Но есть вещи похуже, чем созерцание искореженного безжалостным временем тела. Бесконечная немощь и вялое, апатичное равнодушие казались моими врожденными, а не приобретенными свойствами. О, если бы в моем распоряжении осталось хотя бы одно живое, трепетное, достоверное свидетельство, что прежде все было иначе! Но тошнотворная слабость, пропитавшая каждую клеточку моего тела, казалась нормальным, естественным, привычным состоянием. Память о том, что когда-то давно я был совсем иным и каждая клеточка моего тела восторженно пела, захлебываясь свежестью ночного ветра, а дух был преисполнен — если не сокрушительной силы, то, по крайней мере, веселого любопытства, — являлась всего лишь теоретическим, умственным знанием, а не болезненным уколом, сулящим надежду на выздоровление.
Моя новая дряхлая оболочка оказалась самой надежной темницей для духа: у меня не осталось сил даже на то, чтобы по-настоящему страдать от свершившихся необратимых перемен. О том, чтобы сопротивляться сковавшей меня слабости или хотя бы как следует разозлиться и разнести в клочья поработившую меня реальность, и речи не шло. Я мог только неподвижно сидеть в неуютном полумраке, который царил в этом странном сновидении, и рассеянно перебирать драгоценности своих воспоминаний — все еще привлекательные, но совершенно бесполезные игрушки. Они не были волшебными талисманами, способными принести божественную прохладу перемен, а годились лишь на то, чтобы орошать их скупыми стариковскими слезами.
Впрочем, даже слез у меня не нашлось. Наверное, я уже был недостаточно живым для того, чтобы плакать. Я принял свою судьбу — потому что так было проще. Мое внезапное смирение проистекало не из мудрости — его причиной была все та же гадкая телесная слабость. Помнится, мне вдруг захотелось съесть что-нибудь вкусное — кажется, я просто осознал, что это единственный доступный мне способ испытать жалкое подобие физического удовольствия; все остальные разновидности наслаждений уже давно остались по ту сторону моих возможностей…

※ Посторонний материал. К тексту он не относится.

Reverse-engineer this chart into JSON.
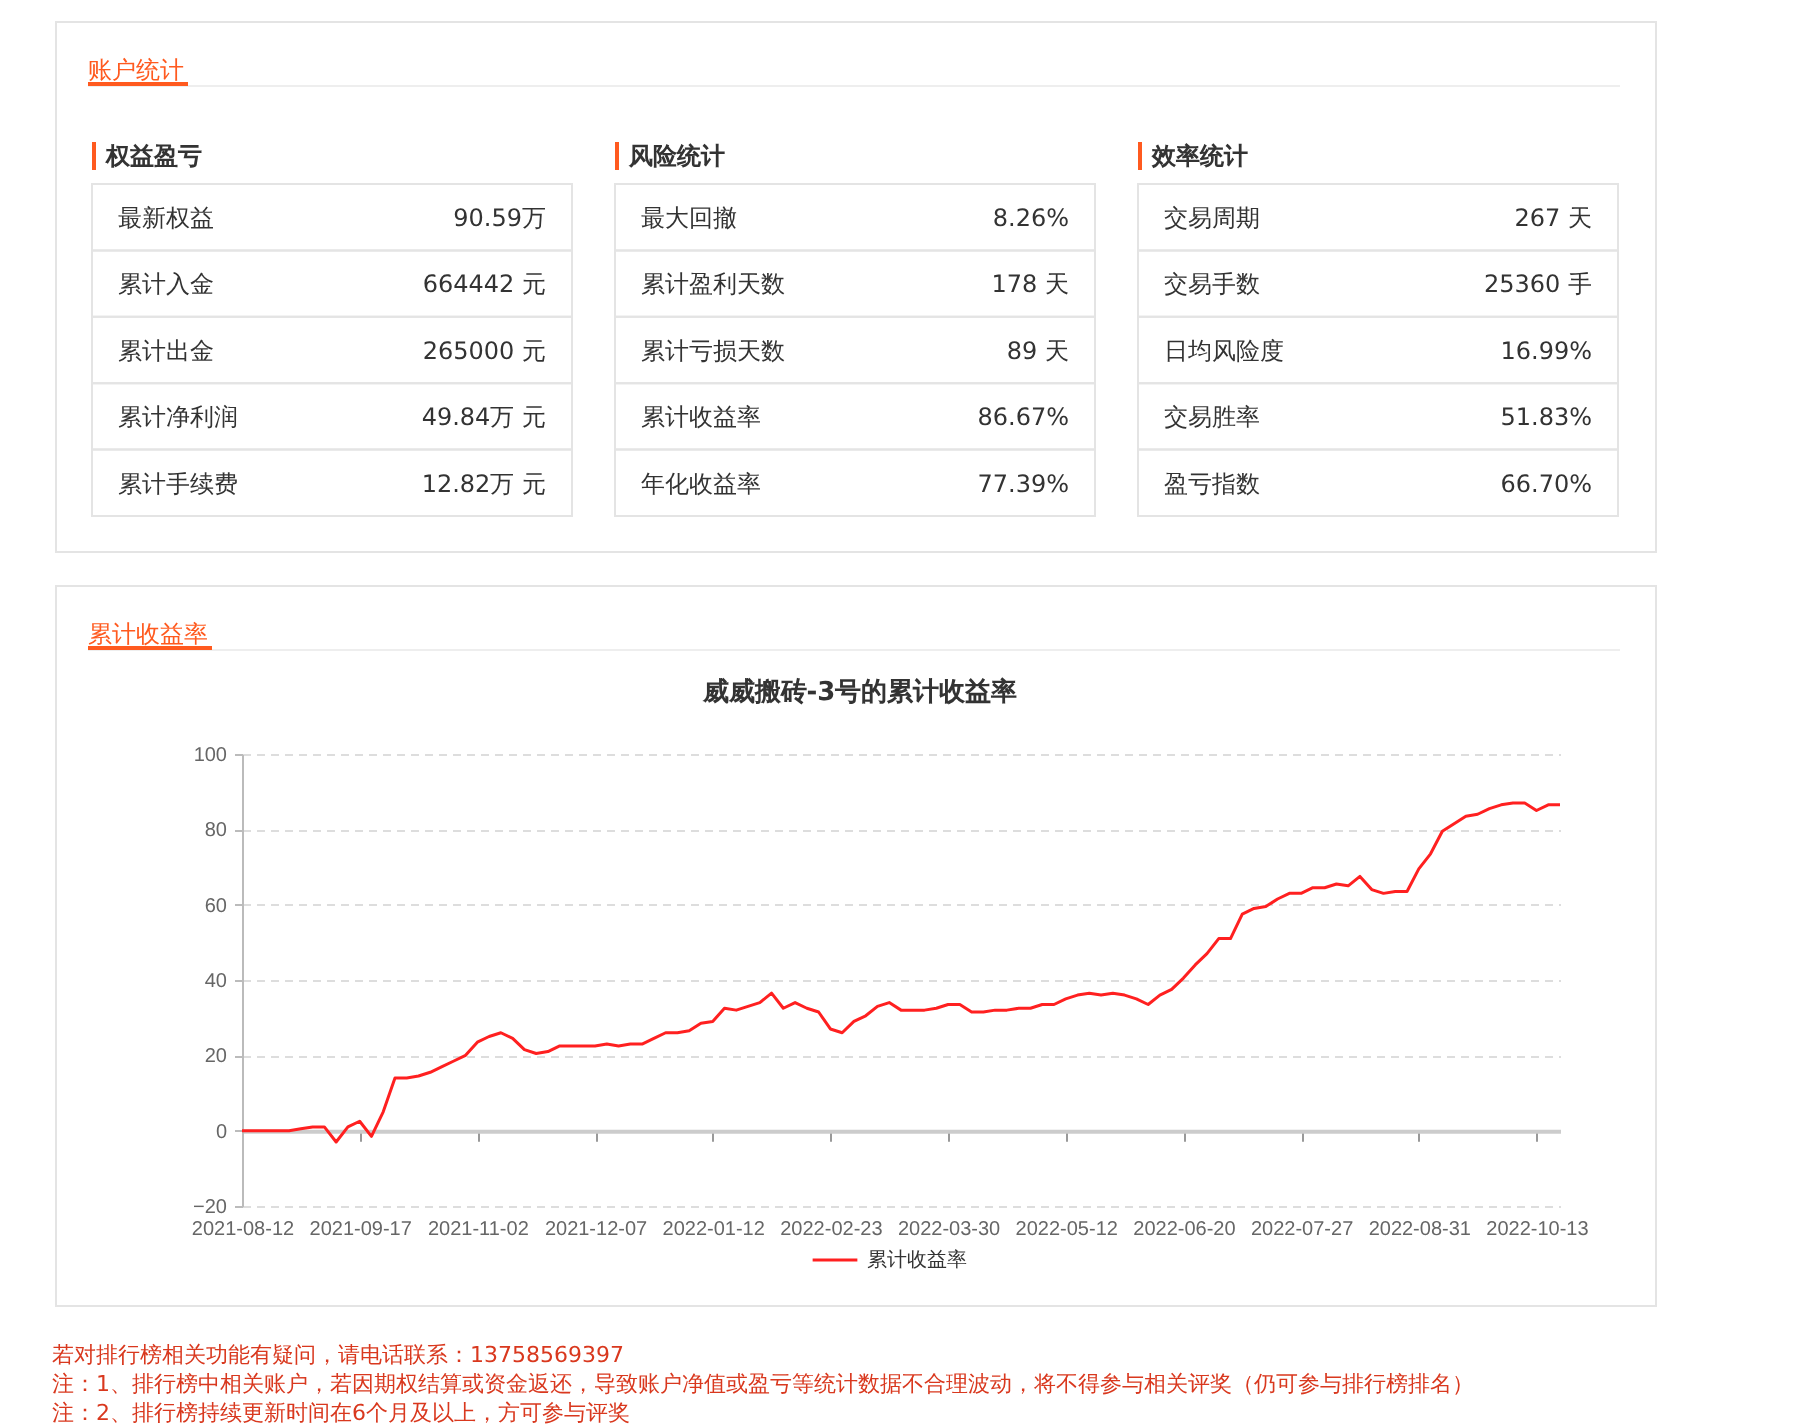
{
  "chart_data": [
    {
      "type": "other",
      "title": "账户统计",
      "annotations": [
        "权益盈亏",
        "最新权益",
        "90.59万",
        "累计入金",
        "664442 元",
        "累计出金",
        "265000 元",
        "累计净利润",
        "49.84万 元",
        "累计手续费",
        "12.82万 元",
        "风险统计",
        "最大回撤",
        "8.26%",
        "累计盈利天数",
        "178 天",
        "累计亏损天数",
        "89 天",
        "累计收益率",
        "86.67%",
        "年化收益率",
        "77.39%",
        "效率统计",
        "交易周期",
        "267 天",
        "交易手数",
        "25360 手",
        "日均风险度",
        "16.99%",
        "交易胜率",
        "51.83%",
        "盈亏指数",
        "66.70%"
      ]
    },
    {
      "type": "line",
      "title": "累计收益率",
      "subtitle": "威威搬砖-3号的累计收益率",
      "categories": [
        "2021-08-12",
        null,
        null,
        null,
        null,
        null,
        null,
        null,
        null,
        null,
        "2021-09-17",
        null,
        null,
        null,
        null,
        null,
        null,
        null,
        null,
        null,
        "2021-11-02",
        null,
        null,
        null,
        null,
        null,
        null,
        null,
        null,
        null,
        "2021-12-07",
        null,
        null,
        null,
        null,
        null,
        null,
        null,
        null,
        null,
        "2022-01-12",
        null,
        null,
        null,
        null,
        null,
        null,
        null,
        null,
        null,
        "2022-02-23",
        null,
        null,
        null,
        null,
        null,
        null,
        null,
        null,
        null,
        "2022-03-30",
        null,
        null,
        null,
        null,
        null,
        null,
        null,
        null,
        null,
        "2022-05-12",
        null,
        null,
        null,
        null,
        null,
        null,
        null,
        null,
        null,
        "2022-06-20",
        null,
        null,
        null,
        null,
        null,
        null,
        null,
        null,
        null,
        "2022-07-27",
        null,
        null,
        null,
        null,
        null,
        null,
        null,
        null,
        null,
        "2022-08-31",
        null,
        null,
        null,
        null,
        null,
        null,
        null,
        null,
        null,
        "2022-10-13",
        null,
        null
      ],
      "series": [
        {
          "name": "累计收益率",
          "color": "#ff2020",
          "values": [
            0,
            0,
            0,
            0,
            0,
            0.5,
            1,
            1,
            -3,
            1,
            2.5,
            -1.5,
            5,
            14,
            14,
            14.5,
            15.5,
            17,
            18.5,
            20,
            23.5,
            25,
            26,
            24.5,
            21.5,
            20.5,
            21,
            22.5,
            22.5,
            22.5,
            22.5,
            23,
            22.5,
            23,
            23,
            24.5,
            26,
            26,
            26.5,
            28.5,
            29,
            32.5,
            32,
            33,
            34,
            36.5,
            32.5,
            34,
            32.5,
            31.5,
            27,
            26,
            29,
            30.5,
            33,
            34,
            32,
            32,
            32,
            32.5,
            33.5,
            33.5,
            31.5,
            31.5,
            32,
            32,
            32.5,
            32.5,
            33.5,
            33.5,
            35,
            36,
            36.5,
            36,
            36.5,
            36,
            35,
            33.5,
            36,
            37.5,
            40.5,
            44,
            47,
            51,
            51,
            57.5,
            59,
            59.5,
            61.5,
            63,
            63,
            64.5,
            64.5,
            65.5,
            65,
            67.5,
            64,
            63,
            63.5,
            63.5,
            69.5,
            73.5,
            79.5,
            81.5,
            83.5,
            84,
            85.5,
            86.5,
            87,
            87,
            85,
            86.5,
            86.5
          ]
        }
      ],
      "ylim": [
        -20,
        100
      ],
      "yticks": [
        -20,
        0,
        20,
        40,
        60,
        80,
        100
      ],
      "grid": "y",
      "legend": "bottom",
      "annotations": [
        "若对排行榜相关功能有疑问，请电话联系：13758569397",
        "注：1、排行榜中相关账户，若因期权结算或资金返还，导致账户净值或盈亏等统计数据不合理波动，将不得参与相关评奖（仍可参与排行榜排名）",
        "注：2、排行榜持续更新时间在6个月及以上，方可参与评奖"
      ]
    }
  ]
}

Я не знаю, как долго тянулся этот кошмар. Разум утверждает, что совсем чуть-чуть, секунд десять. В крайнем случае он готов согласиться на пару дюжин этих самых секунд — никак не больше. Но какая-то часть меня не в силах принять эту утешительную версию. Маленький мудрец, снимающий флигель на заднем дворе моего сознания, знает, что дремотное умирание одинокого старика продолжалось невообразимо долго. Возможно, измерять его следует годами, но я упорно затыкаю уши, когда он пытается заговорить на эту тему.
Все закончилось совершенно неожиданно: я услышал дикий, душераздирающий крик и проснулся.